Mais voilà que sur la route, ployées contre le vent et la main à leurs chapeaux, deux personnes arrivent à grands pas, la mère de Laurent et Joseph Tremblay. Ce dernier est l’un de ces empiriques à réputation faite, qui ne sont jamais à bout de ressources et finissent par en remontrer à certains professionnels. Chez la mère, il n’y a pas loin du cœur à la volonté, et ces deux puissances, de concert, ont enfanté l’action rapide.

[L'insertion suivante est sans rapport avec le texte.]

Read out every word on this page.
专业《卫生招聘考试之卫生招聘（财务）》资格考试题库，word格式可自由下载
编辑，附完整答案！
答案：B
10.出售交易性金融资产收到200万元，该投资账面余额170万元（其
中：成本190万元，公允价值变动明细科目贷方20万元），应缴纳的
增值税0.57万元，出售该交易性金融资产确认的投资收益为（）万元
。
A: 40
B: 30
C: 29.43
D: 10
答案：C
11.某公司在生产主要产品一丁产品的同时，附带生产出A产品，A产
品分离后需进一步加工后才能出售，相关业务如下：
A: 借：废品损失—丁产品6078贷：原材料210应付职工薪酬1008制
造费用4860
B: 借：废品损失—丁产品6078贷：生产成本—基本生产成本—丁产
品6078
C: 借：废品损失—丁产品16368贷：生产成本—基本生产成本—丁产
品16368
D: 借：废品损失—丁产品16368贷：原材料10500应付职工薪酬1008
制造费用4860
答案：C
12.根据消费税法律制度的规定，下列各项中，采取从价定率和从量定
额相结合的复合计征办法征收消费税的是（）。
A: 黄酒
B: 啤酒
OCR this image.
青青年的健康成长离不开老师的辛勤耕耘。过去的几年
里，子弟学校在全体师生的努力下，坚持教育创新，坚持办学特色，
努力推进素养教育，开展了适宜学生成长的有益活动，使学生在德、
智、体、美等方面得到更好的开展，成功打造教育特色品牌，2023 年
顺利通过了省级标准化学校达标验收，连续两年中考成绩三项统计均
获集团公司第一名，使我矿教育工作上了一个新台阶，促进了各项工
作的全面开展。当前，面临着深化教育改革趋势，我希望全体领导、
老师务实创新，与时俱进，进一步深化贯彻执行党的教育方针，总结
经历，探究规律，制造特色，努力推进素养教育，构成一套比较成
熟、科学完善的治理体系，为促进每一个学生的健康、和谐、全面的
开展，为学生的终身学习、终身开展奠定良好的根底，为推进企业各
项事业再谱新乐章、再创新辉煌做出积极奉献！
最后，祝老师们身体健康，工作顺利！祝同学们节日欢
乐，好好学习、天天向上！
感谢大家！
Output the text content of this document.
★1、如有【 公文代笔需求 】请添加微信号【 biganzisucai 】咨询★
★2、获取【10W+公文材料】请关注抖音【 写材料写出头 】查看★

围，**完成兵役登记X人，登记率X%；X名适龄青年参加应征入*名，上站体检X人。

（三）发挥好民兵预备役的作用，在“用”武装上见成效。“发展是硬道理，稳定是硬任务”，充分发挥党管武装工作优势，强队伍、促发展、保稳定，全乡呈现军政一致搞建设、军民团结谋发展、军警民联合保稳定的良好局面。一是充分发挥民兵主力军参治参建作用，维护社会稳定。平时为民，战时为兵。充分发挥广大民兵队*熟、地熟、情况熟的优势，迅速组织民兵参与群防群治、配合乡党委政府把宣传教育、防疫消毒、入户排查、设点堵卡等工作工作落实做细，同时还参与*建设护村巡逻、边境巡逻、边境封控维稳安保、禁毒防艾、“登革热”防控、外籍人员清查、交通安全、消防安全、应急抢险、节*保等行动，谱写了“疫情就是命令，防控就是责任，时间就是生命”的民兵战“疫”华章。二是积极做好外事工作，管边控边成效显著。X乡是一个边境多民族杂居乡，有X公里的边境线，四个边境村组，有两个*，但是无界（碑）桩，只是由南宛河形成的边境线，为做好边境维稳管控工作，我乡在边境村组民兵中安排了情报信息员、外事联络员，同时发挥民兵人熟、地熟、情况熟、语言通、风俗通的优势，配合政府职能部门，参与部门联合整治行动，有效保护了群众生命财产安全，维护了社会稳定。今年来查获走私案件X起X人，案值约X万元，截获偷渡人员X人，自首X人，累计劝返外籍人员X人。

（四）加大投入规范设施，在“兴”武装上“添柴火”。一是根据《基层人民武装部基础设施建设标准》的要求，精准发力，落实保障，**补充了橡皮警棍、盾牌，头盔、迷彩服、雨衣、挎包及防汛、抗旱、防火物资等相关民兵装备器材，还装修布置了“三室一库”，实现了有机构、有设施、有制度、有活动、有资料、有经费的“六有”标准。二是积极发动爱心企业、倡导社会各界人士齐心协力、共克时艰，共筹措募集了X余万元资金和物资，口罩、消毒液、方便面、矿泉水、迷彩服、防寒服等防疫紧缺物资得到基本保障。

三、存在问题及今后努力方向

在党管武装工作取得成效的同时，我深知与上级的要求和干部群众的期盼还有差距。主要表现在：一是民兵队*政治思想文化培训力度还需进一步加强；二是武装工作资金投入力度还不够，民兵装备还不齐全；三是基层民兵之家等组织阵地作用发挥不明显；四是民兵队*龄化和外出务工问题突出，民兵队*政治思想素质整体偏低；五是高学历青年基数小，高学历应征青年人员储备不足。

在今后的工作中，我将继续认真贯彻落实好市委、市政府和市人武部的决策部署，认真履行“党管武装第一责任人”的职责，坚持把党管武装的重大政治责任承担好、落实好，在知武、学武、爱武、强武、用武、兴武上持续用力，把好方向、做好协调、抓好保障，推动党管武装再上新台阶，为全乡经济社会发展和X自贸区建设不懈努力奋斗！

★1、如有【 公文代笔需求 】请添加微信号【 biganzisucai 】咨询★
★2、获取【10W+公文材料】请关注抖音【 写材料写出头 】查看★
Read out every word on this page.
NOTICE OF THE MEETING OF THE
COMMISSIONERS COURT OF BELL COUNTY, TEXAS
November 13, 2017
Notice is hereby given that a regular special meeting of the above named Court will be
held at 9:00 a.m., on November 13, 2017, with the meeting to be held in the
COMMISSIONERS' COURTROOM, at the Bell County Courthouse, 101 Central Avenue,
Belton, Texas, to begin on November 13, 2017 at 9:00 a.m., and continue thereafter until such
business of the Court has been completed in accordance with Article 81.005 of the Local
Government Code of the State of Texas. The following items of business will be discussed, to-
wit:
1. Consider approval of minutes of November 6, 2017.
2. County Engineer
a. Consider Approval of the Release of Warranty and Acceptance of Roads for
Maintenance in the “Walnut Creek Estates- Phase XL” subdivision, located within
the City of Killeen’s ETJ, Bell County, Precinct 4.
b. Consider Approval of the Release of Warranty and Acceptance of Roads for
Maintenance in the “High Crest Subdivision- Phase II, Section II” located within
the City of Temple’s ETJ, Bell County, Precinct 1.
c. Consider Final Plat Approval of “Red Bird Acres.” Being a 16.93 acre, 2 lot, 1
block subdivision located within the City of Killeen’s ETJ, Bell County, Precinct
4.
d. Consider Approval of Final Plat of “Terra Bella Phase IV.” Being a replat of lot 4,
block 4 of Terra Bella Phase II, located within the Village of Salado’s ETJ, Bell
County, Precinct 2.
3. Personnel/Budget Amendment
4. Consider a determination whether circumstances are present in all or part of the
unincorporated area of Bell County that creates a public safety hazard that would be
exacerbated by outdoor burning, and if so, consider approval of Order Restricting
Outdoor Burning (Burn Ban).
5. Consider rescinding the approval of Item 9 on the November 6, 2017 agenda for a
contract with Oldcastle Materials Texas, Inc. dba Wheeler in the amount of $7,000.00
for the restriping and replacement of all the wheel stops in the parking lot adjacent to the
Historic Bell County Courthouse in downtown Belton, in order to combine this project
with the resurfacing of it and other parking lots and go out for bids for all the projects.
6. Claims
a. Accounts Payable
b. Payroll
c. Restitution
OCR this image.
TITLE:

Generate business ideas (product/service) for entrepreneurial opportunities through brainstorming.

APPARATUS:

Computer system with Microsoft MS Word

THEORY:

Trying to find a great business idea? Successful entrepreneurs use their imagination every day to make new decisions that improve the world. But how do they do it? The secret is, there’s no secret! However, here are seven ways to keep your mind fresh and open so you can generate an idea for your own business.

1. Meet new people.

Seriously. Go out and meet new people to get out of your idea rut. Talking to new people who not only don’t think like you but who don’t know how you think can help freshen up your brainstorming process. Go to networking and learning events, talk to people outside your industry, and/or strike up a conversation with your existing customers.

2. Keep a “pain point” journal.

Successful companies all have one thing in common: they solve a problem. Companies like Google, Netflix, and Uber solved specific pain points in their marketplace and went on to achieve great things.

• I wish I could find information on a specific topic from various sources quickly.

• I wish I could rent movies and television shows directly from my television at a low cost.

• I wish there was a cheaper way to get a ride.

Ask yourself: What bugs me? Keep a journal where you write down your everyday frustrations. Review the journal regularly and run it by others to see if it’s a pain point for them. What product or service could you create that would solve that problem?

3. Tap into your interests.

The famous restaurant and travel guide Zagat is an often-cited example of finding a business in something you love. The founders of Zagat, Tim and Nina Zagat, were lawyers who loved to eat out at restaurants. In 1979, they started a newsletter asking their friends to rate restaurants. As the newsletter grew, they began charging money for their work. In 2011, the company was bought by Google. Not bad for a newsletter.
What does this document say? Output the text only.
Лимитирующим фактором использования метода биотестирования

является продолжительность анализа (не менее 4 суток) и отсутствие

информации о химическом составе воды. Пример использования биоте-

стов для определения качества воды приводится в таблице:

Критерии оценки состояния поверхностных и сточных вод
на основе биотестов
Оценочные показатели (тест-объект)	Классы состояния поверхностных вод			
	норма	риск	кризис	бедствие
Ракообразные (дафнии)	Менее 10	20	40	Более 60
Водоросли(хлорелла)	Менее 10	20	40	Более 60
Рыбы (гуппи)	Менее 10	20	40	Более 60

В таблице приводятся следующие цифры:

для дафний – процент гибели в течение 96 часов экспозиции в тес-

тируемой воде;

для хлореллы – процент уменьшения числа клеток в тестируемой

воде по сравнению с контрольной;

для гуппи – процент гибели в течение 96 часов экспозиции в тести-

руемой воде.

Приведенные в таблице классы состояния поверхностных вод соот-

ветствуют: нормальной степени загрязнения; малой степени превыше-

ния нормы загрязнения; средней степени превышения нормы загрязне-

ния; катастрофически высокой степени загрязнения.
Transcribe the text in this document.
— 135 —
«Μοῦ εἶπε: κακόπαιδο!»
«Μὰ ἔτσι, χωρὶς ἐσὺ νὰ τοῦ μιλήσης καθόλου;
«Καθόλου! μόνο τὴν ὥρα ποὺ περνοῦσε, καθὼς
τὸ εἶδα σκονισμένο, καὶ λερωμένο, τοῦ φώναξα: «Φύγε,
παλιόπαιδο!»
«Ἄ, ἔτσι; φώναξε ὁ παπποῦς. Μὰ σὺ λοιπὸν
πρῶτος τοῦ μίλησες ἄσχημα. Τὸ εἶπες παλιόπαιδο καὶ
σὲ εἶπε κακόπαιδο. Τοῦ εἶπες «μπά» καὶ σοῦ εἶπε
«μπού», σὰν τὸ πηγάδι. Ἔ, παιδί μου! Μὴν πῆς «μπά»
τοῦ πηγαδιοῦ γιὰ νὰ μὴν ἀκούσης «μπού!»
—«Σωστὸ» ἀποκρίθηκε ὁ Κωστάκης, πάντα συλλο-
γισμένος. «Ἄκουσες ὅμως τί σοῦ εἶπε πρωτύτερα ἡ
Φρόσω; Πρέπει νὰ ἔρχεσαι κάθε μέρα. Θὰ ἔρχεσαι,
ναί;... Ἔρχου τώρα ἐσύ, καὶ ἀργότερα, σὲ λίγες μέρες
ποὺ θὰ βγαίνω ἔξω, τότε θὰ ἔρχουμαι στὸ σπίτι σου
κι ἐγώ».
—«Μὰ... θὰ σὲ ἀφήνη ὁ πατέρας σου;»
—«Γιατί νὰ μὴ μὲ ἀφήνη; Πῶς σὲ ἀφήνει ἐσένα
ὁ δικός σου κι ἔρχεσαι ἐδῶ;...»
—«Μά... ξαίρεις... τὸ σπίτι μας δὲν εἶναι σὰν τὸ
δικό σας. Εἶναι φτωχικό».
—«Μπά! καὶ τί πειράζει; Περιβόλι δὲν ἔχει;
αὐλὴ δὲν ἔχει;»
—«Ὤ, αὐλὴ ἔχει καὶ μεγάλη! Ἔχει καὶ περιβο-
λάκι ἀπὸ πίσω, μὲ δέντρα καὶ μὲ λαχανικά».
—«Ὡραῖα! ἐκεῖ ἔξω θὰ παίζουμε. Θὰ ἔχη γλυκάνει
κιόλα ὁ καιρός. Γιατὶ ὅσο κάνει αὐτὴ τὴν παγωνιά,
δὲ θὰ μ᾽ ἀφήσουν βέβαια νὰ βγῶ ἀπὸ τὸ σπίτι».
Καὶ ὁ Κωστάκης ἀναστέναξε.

Un peu à l’écart, j’ai assisté à l’opération. Par une série de pressions délicates, l’homme fit saillir sous la plante du pied, le chas de l’aiguille, et, faute d’instruments, l’arracha toute entière avec ses dents. Et, pendant que l’aiguille passait de main en main, le guérisseur, avec un peu de boisson forte et de gomme de sapin termina son bon office.

Je ne pourrai jamais oublier l’éclair de joie qui traversa la prunelle du grand-père, lorsque parut le petit bout d’acier blanc, ni la brusquerie affectée avec laquelle, le danger passé, il gronda son petit fourré-partout.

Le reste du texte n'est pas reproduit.